The bill preserves foreign NGOs' ability to use private funds for healthcare and advocacy—protecting services and civic participation abroad—while reducing U.S. officials' discretion to restrict partners, which may raise oversight and national security risks.
Nonprofit health providers overseas (and the patients they serve, including people with chronic conditions) can keep using private funds to provide medically necessary care without losing eligibility for U.S. assistance, preserving access to health services in partner countries.
Foreign NGOs are treated more like U.S. NGOs with respect to using private funds for advocacy and civic activity, reducing discriminatory restrictions and protecting their ability to engage in civic life.
U.S. foreign assistance officials may have less ability to exclude or limit partnerships with organizations whose privately funded activities abroad conflict with U.S. policy objectives, which could weaken policy coherence or create national security risks.

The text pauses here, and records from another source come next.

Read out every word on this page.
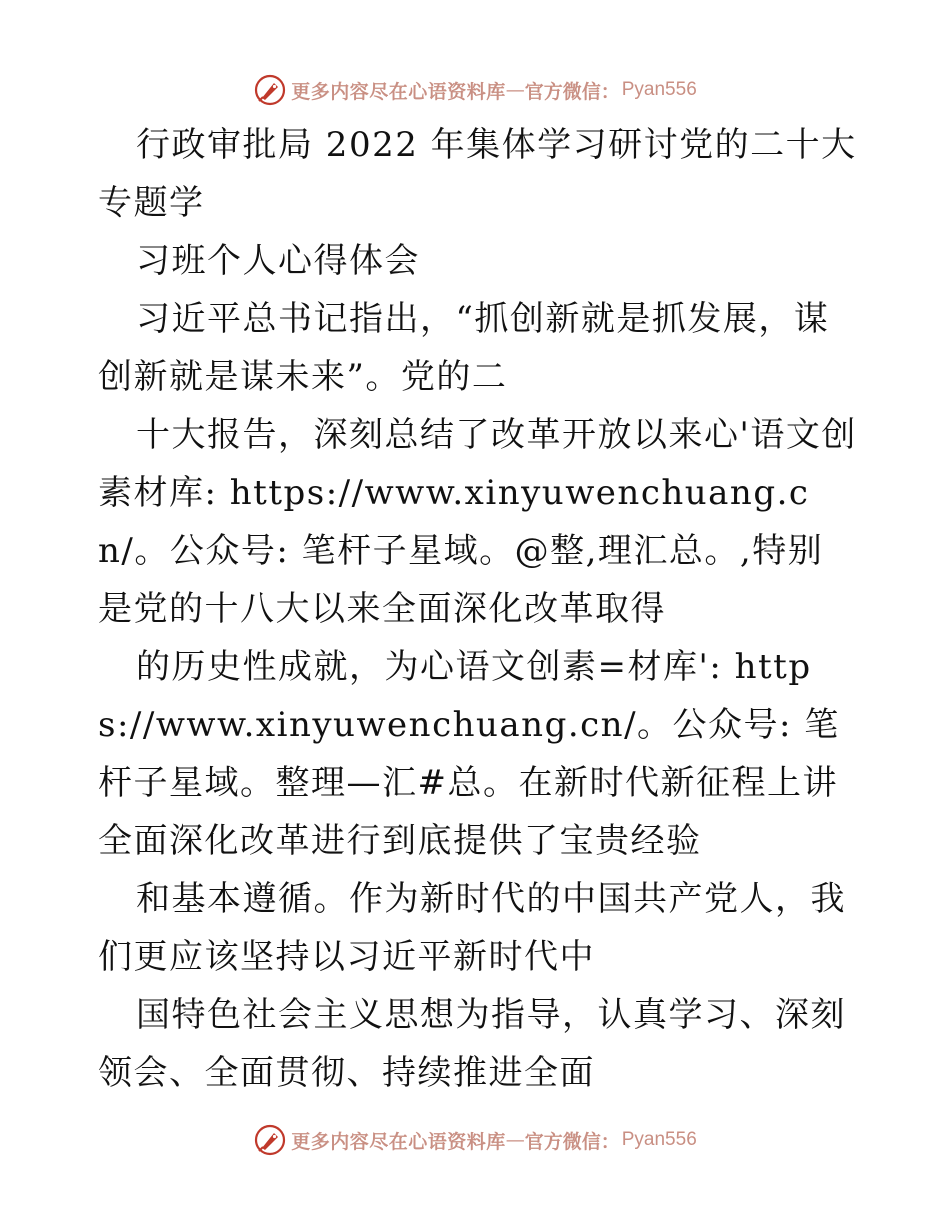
更多内容尽在心语资料库 — 官方微信： Pyan556

行政审批局 2022 年集体学习研讨党的二十大专题学

习班个人心得体会

习近平总书记指出，“抓创新就是抓发展，谋创新就是谋未来”。党的二

十大报告，深刻总结了改革开放以来心'语文创素材库: https://www.xinyuwenchuang.cn/。公众号: 笔杆子星域。@整,理汇总。,特别是党的十八大以来全面深化改革取得

的历史性成就，为心语文创素=材库': https://www.xinyuwenchuang.cn/。公众号: 笔杆子星域。整理—汇#总。在新时代新征程上讲全面深化改革进行到底提供了宝贵经验

和基本遵循。作为新时代的中国共产党人，我们更应该坚持以习近平新时代中

国特色社会主义思想为指导，认真学习、深刻领会、全面贯彻、持续推进全面

更多内容尽在心语资料库 — 官方微信： Pyan556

Limiting oversight of how aid recipients use privately provided funds for advocacy could complicate U.S. monitoring and increase reputational or legal risks for U.S. agencies operating in countries with repressive laws.
Based on analysis of 2 sections of legislative text.

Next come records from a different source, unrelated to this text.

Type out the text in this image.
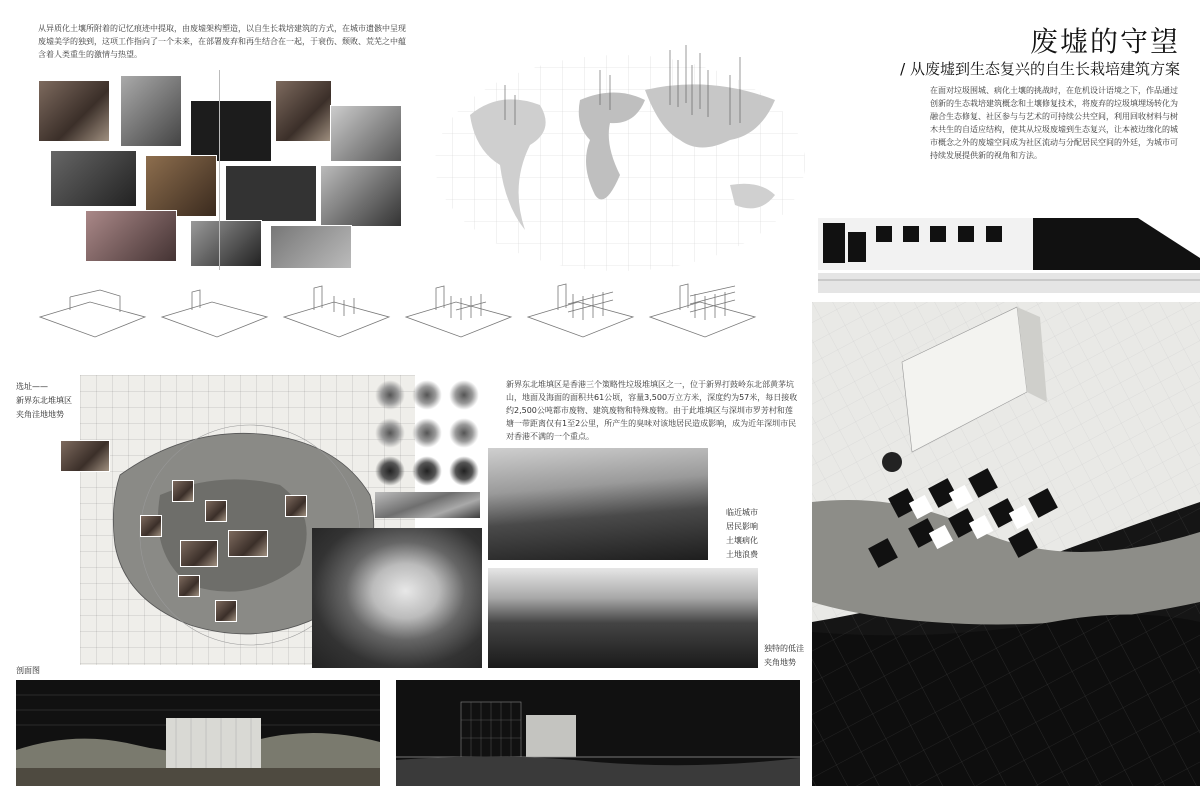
从异质化土壤所附着的记忆痕迹中提取，由废墟架构塑造，以自生长栽培建筑的方式，在城市遗骸中呈现废墟美学的独到，这项工作指向了一个未来，在部署废弃和再生结合在一起，于衰伤、颓败、荒芜之中蕴含着人类重生的激情与热望。	废墟的守望
/ 从废墟到生态复兴的自生长栽培建筑方案
在面对垃圾围城、病化土壤的挑战时，在危机设计语境之下，作品通过创新的生态栽培建筑概念和土壤修复技术，将废弃的垃圾填埋场转化为融合生态修复、社区参与与艺术的可持续公共空间，利用回收材料与树木共生的自适应结构，使其从垃圾废墟到生态复兴，让本被边缘化的城市概念之外的废墟空间成为社区流动与分配居民空间的外廷，为城市可持续发展提供新的视角和方法。
选址——
新界东北堆填区
夹角洼地地势
新界东北堆填区是香港三个策略性垃圾堆填区之一，位于新界打鼓岭东北部黄茅坑山，地面及海面的面积共61公顷，容量3,500万立方米，深度约为57米，每日接收约2,500公吨都市废物、建筑废物和特殊废物。由于此堆填区与深圳市罗芳村和莲塘一带距离仅有1至2公里，所产生的臭味对该地居民造成影响，成为近年深圳市民对香港不满的一个重点。
临近城市
居民影响
土壤病化
土地浪费
独特的低洼
夹角地势
剖面图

Introduced January 28, 2025 by Jeanne Shaheen · Last progress January 28, 2025
Prohibits U.S. agencies from declaring a foreign nongovernmental organization ineligible for U.S. foreign assistance or imposing extra restrictions solely because the organization uses non‑U.S. funds to provide health or medical services or to engage in advocacy. Those protections apply only when the services comply with the host country’s law and would not violate U.S. federal law if provided in the United States.